Wagaba Jabanor, bien qu'elle soit duchesse de Swaghenkarth, n'est allée que deux ou trois fois à Olathoë et ne parle pas le lengruc. Le dernier duc de Swaghenkarth, lui-même, préférait résider dans sa villa de la Côte d'Ethel, sur les bords de la Mer du Sud, dont il aimait le climat chaud et ensoleillé, plutôt qu'à Olathoë, où la glace ne fond que trois mois par an.

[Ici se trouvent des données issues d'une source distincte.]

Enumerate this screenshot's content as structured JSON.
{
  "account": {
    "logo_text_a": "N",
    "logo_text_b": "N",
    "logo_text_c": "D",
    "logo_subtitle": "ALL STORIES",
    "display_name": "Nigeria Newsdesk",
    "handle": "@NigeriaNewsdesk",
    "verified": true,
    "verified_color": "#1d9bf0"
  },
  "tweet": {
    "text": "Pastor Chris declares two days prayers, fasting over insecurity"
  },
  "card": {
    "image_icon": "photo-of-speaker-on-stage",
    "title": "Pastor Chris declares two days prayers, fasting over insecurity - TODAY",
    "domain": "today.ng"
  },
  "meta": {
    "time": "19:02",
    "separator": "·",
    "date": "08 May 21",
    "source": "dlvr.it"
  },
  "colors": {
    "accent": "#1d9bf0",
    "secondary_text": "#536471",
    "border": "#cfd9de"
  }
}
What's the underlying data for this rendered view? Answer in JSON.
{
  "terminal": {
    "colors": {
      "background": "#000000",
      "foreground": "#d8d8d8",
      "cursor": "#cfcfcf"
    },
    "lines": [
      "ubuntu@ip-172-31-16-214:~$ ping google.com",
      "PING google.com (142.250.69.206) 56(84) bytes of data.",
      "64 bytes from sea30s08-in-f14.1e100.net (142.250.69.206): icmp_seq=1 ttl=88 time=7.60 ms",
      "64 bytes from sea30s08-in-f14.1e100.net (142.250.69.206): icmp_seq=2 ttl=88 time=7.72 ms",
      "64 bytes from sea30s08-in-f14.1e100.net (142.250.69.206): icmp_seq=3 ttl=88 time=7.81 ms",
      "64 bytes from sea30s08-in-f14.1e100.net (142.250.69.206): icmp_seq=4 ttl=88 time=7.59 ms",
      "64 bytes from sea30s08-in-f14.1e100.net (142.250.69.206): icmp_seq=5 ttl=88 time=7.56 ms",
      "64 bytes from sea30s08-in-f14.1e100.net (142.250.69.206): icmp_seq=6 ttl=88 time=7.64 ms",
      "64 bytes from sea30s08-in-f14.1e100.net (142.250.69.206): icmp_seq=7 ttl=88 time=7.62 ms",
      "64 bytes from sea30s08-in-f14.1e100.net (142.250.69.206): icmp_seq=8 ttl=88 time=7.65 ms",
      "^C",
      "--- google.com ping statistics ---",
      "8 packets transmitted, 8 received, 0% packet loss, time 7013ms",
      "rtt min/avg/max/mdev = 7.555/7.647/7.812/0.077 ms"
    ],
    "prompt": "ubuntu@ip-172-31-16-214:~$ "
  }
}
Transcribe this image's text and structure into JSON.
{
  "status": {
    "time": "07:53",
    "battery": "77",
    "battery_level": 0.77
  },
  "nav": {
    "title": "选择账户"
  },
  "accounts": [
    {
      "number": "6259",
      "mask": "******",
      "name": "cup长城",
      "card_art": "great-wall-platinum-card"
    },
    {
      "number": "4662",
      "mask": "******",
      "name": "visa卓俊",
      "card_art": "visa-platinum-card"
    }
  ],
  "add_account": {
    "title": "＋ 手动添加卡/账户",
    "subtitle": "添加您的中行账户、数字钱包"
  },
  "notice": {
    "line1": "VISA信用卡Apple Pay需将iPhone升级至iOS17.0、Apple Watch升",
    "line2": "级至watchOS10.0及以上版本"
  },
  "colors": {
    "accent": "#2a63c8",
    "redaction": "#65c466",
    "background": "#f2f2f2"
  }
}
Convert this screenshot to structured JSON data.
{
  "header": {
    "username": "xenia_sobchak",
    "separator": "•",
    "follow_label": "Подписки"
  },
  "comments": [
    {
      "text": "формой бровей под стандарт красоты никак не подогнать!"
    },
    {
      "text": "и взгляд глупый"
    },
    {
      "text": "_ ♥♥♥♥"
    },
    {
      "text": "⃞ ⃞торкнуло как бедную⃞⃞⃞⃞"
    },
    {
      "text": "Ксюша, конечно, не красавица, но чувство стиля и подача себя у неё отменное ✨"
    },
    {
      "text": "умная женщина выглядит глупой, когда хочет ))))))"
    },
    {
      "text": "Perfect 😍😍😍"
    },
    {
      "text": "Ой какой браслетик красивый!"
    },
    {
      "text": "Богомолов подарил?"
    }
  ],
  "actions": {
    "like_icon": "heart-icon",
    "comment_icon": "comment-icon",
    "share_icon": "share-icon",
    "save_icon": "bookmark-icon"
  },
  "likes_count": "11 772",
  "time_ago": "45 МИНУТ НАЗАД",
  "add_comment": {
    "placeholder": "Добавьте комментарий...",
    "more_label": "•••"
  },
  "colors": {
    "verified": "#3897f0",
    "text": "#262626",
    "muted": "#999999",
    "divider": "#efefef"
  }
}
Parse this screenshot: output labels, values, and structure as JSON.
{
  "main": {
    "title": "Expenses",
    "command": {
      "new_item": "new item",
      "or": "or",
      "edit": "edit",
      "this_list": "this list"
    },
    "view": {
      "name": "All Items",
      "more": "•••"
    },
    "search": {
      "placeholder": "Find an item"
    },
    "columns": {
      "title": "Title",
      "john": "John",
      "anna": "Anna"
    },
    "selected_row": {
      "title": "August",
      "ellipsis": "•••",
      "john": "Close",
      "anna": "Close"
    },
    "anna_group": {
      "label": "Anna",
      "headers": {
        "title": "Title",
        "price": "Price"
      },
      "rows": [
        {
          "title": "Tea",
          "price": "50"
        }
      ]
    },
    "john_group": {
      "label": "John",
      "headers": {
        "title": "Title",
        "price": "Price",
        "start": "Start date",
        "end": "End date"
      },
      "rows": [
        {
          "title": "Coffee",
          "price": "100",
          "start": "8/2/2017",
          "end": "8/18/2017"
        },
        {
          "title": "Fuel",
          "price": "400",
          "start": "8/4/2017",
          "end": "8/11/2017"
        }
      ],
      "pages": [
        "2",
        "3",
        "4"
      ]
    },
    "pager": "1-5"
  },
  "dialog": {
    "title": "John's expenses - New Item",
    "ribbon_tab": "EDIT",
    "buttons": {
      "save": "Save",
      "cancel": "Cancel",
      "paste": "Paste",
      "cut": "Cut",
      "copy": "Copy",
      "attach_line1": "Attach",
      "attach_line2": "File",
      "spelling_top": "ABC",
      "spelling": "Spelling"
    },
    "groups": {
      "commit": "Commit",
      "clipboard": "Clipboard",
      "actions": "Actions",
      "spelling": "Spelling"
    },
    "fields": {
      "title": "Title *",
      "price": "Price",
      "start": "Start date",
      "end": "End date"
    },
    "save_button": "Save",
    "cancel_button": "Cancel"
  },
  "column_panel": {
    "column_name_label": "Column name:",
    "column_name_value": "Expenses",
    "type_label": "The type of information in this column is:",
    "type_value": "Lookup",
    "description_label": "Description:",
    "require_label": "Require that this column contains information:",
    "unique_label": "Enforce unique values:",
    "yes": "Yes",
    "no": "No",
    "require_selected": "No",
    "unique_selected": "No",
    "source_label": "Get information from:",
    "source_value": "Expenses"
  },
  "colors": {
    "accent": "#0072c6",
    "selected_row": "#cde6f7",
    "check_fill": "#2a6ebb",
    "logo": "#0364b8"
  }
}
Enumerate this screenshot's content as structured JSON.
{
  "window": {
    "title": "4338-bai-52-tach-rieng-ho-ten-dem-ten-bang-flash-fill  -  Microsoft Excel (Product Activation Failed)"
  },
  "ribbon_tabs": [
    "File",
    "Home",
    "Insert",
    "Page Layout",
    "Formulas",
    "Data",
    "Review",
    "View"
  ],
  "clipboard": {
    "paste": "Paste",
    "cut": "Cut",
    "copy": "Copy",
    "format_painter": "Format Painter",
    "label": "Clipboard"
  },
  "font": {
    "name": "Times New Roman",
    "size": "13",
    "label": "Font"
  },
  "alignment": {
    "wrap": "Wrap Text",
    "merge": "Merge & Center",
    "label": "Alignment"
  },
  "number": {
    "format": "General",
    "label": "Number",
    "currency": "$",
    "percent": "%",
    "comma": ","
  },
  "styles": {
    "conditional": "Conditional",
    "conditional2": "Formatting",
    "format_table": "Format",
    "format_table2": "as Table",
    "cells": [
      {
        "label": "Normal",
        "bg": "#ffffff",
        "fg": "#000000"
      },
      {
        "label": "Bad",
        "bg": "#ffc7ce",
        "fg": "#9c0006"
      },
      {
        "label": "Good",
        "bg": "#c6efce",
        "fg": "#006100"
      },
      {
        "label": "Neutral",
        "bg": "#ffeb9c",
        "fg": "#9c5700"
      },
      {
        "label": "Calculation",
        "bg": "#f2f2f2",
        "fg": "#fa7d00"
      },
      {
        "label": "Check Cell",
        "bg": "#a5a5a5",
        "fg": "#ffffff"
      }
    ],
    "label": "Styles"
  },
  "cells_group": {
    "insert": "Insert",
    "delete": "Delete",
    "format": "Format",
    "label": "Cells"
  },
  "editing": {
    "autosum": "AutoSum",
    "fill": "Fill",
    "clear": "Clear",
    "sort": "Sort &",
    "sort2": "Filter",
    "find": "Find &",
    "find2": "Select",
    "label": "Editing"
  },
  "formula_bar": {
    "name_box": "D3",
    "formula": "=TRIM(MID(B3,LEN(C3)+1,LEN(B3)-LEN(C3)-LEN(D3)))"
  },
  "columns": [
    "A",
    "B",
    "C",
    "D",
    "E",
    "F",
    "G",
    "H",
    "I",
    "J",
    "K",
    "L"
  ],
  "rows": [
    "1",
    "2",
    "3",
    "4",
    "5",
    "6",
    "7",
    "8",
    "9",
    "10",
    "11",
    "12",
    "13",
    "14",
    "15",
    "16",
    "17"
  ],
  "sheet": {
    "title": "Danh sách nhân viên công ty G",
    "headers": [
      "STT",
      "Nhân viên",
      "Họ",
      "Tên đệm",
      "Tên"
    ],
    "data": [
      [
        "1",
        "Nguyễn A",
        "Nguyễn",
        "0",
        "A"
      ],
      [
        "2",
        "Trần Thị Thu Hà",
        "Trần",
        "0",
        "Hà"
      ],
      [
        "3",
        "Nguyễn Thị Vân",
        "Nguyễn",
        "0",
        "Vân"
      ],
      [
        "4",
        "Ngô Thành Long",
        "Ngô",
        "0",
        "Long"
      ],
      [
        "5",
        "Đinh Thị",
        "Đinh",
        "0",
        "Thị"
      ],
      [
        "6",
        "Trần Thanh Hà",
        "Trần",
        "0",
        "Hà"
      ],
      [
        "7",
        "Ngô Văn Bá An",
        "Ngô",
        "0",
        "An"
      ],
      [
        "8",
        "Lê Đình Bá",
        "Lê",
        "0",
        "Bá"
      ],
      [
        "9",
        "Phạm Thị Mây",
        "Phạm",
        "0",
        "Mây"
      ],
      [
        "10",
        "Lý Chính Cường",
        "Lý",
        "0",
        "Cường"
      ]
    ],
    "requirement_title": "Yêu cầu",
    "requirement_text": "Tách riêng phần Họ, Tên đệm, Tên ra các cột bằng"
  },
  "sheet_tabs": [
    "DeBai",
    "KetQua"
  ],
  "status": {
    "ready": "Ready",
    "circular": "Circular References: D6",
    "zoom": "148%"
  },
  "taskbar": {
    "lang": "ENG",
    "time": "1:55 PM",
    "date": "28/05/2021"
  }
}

Le premier visiteur du jour était Csotaad, l'ambassadeur de Cathurie, un farouche républicain dont l'obsession était d'obtenir l'extradition d'Adront Cataewi. Les Cathuriens ne sont pas près d'oublier que leur ancien dictateur torturait ses ennemis à la lampe à souder. Andreas joue toujours l'ignorant en ce qui concerne Cataewi, ce qui énerve Csotaad encore davantage.

Le Cathurien arriva en compagnie de Wuehm, le conseiller diplomatique d'Andreas, un ancien ambassadeur qui avait compris qu'avec Andreas, il ne fallait surtout pas chercher à comprendre. Wuehm était assez fin pour avoir deviné qu'Andreas était manipulé, et assez retors pour faire semblant de ne pas s'en apercevoir.

Ce jour-là, Csotaad était venu avec un cadeau pour le roi du Mnar : un tableau de petit format, du peintre abstrait américain Budd Hopkins.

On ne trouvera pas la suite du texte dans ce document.